The 3-3-3 rule is an informal screening framework some investors use to quickly evaluate whether a property is worth deeper analysis -- though it is not a formal industry standard and different practitioners define it differently.
In the version most commonly cited, the 3-3-3 rule looks at three categories with three benchmarks each: (1) price relative to area median, (2) rent-to-price ratio (often the 1% rule variation), and (3) condition or value-add potential. Some investors define it as checking a property against 3 criteria in 3 minutes to decide if it warrants 3 hours of deeper due diligence -- a triage tool, not a final filter.
In Florida markets like Hernando County and Spring Hill, where entry-level investment properties are still accessible compared to coastal markets, the more useful benchmarks to apply are: gross rent multiplier (purchase price divided by annual rent -- under 12 is generally favorable), cap rate (net operating income divided by purchase price -- 6% or higher is worth analyzing in our market), and cash-on-cash return relative to your cost of capital. These three metrics give you a defensible screening framework regardless of what you call it. Any rule of thumb is only a starting point -- local market data determines whether the numbers actually work.
-- Kevin Neely & Kaitlynd Robbins | K2 Sells
This is your "move-ready" financial baseline. You need 3 months of general living expenses saved, 3 months of the new mortgage payment held in reserve, and you must view 3 comparable homes in person to accurately judge the current market value before bidding.

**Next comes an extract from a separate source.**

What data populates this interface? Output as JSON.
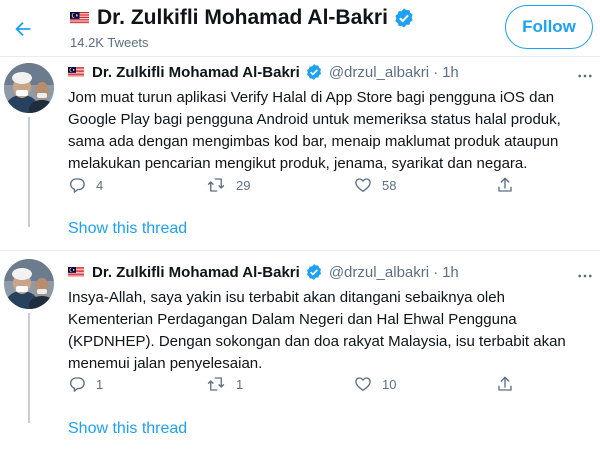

The 3‑3‑3 rule is a simple readiness check to see if you’re in a solid position to buy.
Most commonly, it means:
• Have 3 months of general emergency savings.
• Have 3 months of mortgage payments saved as extra reserves.
• Do at least 3 solid property evaluations or comparisons (look at similar sales and local trends) before you commit.
It’s important because it helps you avoid buying too fast, keeps you safer if something goes wrong with your income or the house, and forces you to double‑check that the price and property actually make long‑term sense.
The 3‑3‑3 rule is just a quick readiness check buyers use. It means having three months of mortgage payments saved, planning to stay in the home for about three years, and comparing three similar homes before choosing one. It’s just a simple guideline that helps buyers stay financially protected and make a confident, well informed decision.